Talking fashion technology has become a largely consumer oriented dialogue. Wearables, customer experience, personalization, are all buzzwords that come up across topics and up and down market. Fashion and Tech (from both sides) are wrapped up in being of-the-moment, which takes away from the efforts put towards long-term change and realignment. So many of the more deep-rooted operational issues remain un-discussed and unchanged while we endlessly discuss the newest round of wearable devices that will be abandoned in turn.

Deep change takes more capital risk, and more bottom-up operational auditing. But when presented with an opportunity like this moment of flux in the fashion industry, those are the changes that reap the most benefit. We should all take the long-view. 

So many of the press-oriented conversation pieces begin to feel like anecdotes for brands to become part of the discussion and to say they were among the first. The short-term gains experienced by certain brands are becoming too common for any brand to really stand out, but others are still wanting to participate for fear of being left behind. With all the transient and already outdated efforts we’ve seen in Fashion & Tech, it is that much more exciting when an idea or a project truly bringing us forward.

A couple of these bright moments occurred at the recent Decoded Fashion Summit in New York City, attended by an ever growing mix of fashion, business, and tech decision makers and innovators.

In a “fireside chat” with Symphony Commerce, a service for outsourcing certain infrastructure needs to get companies through their growing pains, the conversation shifted from product to back end. How can scaling business in fashion and retail make the leap in revenue growth without equally increasing their overhead? What does it look like when a five-person startup has the efficiency of a Yoox or an Amazon? These are the questions that lead to growth in an industry that needs to learn new ways of scaling while remaining agile.

 

Some examples of rock stars in the fashion and tech space growing their operations by scaling out their user experience are Rent the Runway and Rebecca Minkoff. Rent the Runway launched their subscription service which founder Jennifer Hoffman sees as her dream closet, constantly rotating. “Imagine there is a trap door in the back of your closet,” she suggested. “And it leads directly into the Rent The Runway warehouse.” The RTR philosophy of smarter consumption is also one of their great assets. It provides a compass for their business growth, and gives their customers a conscious alternative to fast fashion.

 

Image from the WSJ 

Image from the WSJ 

Rebecca Minkoff’s new retail location might be brick and mortar, but there is so much embedded tech that the segue from online to off becomes seamless, to their benefit and the customer’s. They have the advantage of having participated, with great foresight, in the Fashion & Tech dialogue from the beginning, giving them the knowledge and the access to partnerships that made the dream of this store to a reality. Uri Minkoff, CEO, spoke passionately about the choices they made in building their brand’s retail embodiment. They key moments they looked at started with the moment of entry, through to discovery, the approach and interaction with the stylist, lighting, fitting rooms, the checkout, and even getting into post-visit follow up.

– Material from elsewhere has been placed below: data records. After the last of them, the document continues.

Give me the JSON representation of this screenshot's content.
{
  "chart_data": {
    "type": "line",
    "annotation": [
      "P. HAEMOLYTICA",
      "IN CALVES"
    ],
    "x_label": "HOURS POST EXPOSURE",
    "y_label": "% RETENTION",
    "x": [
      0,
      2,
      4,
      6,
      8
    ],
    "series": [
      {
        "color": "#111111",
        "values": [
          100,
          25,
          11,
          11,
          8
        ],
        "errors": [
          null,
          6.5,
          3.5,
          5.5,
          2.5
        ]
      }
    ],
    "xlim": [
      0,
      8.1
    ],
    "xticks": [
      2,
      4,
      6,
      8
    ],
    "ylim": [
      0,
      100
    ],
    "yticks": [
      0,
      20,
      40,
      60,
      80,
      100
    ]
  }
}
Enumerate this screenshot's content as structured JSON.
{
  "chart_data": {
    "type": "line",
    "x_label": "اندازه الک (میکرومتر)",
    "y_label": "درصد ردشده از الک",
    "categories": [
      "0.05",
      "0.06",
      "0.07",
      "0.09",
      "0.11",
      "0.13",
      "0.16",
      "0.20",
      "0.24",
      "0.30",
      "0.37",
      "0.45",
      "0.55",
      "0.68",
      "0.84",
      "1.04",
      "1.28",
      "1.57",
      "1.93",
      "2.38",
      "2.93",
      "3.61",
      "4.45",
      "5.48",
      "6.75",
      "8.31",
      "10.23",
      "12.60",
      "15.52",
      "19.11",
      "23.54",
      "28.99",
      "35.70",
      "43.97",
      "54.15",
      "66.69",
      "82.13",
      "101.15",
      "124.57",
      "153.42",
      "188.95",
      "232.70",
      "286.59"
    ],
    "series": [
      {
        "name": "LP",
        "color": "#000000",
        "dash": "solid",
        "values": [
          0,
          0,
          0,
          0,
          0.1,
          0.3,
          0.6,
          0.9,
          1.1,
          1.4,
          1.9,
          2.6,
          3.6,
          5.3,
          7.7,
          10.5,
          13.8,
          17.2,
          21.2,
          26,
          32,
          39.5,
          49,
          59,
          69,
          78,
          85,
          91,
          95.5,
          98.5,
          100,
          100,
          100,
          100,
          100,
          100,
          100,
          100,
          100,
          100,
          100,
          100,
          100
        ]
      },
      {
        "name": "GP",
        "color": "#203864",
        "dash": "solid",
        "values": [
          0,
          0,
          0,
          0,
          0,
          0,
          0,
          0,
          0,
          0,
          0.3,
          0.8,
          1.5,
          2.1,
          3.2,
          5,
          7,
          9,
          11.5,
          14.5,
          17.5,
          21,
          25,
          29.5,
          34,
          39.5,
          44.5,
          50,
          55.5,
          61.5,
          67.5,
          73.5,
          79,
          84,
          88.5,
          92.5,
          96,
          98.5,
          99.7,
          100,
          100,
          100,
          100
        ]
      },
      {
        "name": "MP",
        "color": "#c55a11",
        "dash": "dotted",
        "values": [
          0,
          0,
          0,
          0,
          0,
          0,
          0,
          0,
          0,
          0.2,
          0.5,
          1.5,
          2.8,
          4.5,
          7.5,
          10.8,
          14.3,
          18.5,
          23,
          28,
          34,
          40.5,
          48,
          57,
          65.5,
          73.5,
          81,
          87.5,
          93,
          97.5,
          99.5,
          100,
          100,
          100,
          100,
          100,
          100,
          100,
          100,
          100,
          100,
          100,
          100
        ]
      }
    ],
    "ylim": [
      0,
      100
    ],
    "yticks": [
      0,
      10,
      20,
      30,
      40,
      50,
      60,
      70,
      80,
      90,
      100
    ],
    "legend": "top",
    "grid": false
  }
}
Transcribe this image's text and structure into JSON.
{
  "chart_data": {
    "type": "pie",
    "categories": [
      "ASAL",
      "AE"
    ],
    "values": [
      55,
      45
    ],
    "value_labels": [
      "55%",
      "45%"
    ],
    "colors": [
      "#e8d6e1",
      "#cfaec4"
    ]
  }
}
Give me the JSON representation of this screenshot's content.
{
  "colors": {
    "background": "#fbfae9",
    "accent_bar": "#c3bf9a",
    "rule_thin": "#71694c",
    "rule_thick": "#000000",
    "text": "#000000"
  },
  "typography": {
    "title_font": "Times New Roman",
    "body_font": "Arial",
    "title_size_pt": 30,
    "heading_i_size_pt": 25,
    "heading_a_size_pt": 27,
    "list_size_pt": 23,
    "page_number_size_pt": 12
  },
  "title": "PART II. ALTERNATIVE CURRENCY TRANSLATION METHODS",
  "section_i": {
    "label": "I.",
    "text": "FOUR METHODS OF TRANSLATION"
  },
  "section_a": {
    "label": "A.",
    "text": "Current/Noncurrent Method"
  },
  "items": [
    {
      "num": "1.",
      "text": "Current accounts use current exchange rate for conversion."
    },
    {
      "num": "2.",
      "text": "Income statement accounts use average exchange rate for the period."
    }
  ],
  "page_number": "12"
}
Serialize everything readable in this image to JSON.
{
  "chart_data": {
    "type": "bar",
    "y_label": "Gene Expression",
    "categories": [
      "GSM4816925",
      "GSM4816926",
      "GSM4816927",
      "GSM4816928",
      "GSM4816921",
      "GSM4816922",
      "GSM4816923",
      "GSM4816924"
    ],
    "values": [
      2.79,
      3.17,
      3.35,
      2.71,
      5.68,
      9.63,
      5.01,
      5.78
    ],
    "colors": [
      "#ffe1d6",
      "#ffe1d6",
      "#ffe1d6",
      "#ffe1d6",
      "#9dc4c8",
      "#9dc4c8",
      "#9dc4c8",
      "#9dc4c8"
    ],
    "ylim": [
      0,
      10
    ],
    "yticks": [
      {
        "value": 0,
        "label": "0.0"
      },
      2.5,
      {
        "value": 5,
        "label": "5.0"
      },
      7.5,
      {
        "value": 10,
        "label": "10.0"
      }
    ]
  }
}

When we think of fashion, we obviously think of product. These examples speak to the fact that technology can really enable us to reimagine not only our products and our sales strategies but also our systems. As brands and business we should be thinking about infrastructure and logistics, becoming better and more efficient within our own walls. This will inevitably align with an improved experience for our customers. And this is a place where technology can certainly enable change within fashion companies, most notably amongst startups who are still nimble and who rely more on experimentation than big data to inform their decisions. 

While certain tech tools, including the media buzz generated by being aligned with tech, are enabling companies to make short-term gains, it is the companies that are looking at the long view who will get the most out of this mergence of Fashion and technology.